With little to no concern for budget, the U.S. quickly constructed twelve intercontinental ballistic missile (ICBM) sites near the Schilling Air Force Base in Kansas. Kansas was the chosen location because it was outside the range of Soviet missiles launched from submarines positioned off either U.S. coast. To accomplish the enormous goal of building multiple ICBM sites around the country, the army created the Corps of Engineers Ballistic Missile Construction Office which mobilized hundreds of workers and spared no expense.

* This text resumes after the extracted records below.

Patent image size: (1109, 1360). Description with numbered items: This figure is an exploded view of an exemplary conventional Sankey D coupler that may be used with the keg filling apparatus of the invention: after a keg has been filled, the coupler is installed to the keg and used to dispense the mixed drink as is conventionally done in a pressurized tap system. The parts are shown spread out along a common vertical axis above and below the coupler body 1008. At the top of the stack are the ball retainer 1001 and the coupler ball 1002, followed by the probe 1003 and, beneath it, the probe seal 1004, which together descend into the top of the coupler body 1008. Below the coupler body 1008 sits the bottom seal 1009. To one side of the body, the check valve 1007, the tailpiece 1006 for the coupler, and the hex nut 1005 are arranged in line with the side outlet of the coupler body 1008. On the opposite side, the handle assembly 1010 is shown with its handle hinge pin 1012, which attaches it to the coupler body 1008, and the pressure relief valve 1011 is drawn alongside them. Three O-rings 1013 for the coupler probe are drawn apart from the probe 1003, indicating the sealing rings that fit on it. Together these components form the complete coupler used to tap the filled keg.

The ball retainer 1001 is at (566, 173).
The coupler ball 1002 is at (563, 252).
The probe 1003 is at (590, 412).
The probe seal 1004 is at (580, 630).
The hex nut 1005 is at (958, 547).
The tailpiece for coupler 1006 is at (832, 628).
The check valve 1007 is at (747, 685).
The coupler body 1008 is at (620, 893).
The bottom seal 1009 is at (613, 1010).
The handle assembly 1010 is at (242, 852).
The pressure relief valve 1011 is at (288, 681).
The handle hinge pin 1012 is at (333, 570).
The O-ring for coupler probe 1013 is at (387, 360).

The most sophisticated of these missiles, the ATLAS “F,” measured 82.5” tall and 10 feet wide, weighed 267,136 when fully fueled, reached speeds of 16,000 mph, and traveled 7,000 in just 43 minutes. Each ATLAS warhead was equipped to deliver a 4-megaton yield which translates to a bomb 200 times more powerful than the atomic bombs dropped on Hiroshima and Nagasaki. Of all of the ATLAS missile sites, the “F” series was the most difficult and expensive to build.

The silos that housed the missiles were designed to protect both the missiles and launch crew from an incoming nuclear blast and to allow for a rapid response. In addition to using the strongest possible epoxy concrete, the massive steel rebar “crib” framework attaches to the silo walls with four enormous springs to act as oversized shock absorbers. The amount of concrete used in the Kansas ATLAS “F” silos could construct a highway 20 feet wide, six inches thick, that stretched from St. Louis past Chicago.

The Rolling Hills Missile Silo remained operational until June 1965. Both the United States and the Soviet Union understood that the nuclear capabilities of each country would mean mutually assured destruction should one country attack the other. In a letter to Kennedy, Khrushchev wrote that thermonuclear war was a choice that “Only lunatics or suicides, who themselves want to perish and to destroy the whole world before they die,” would make. As a result, the U.S. decommissioned nine Atlas E’s, twelve Atlas F’s, and eighteen Titan II’s, selling some to private owners and others to school districts and universities.

The Rolling Hills Missile Silo site is one of the very few that remains intact and available for purchase.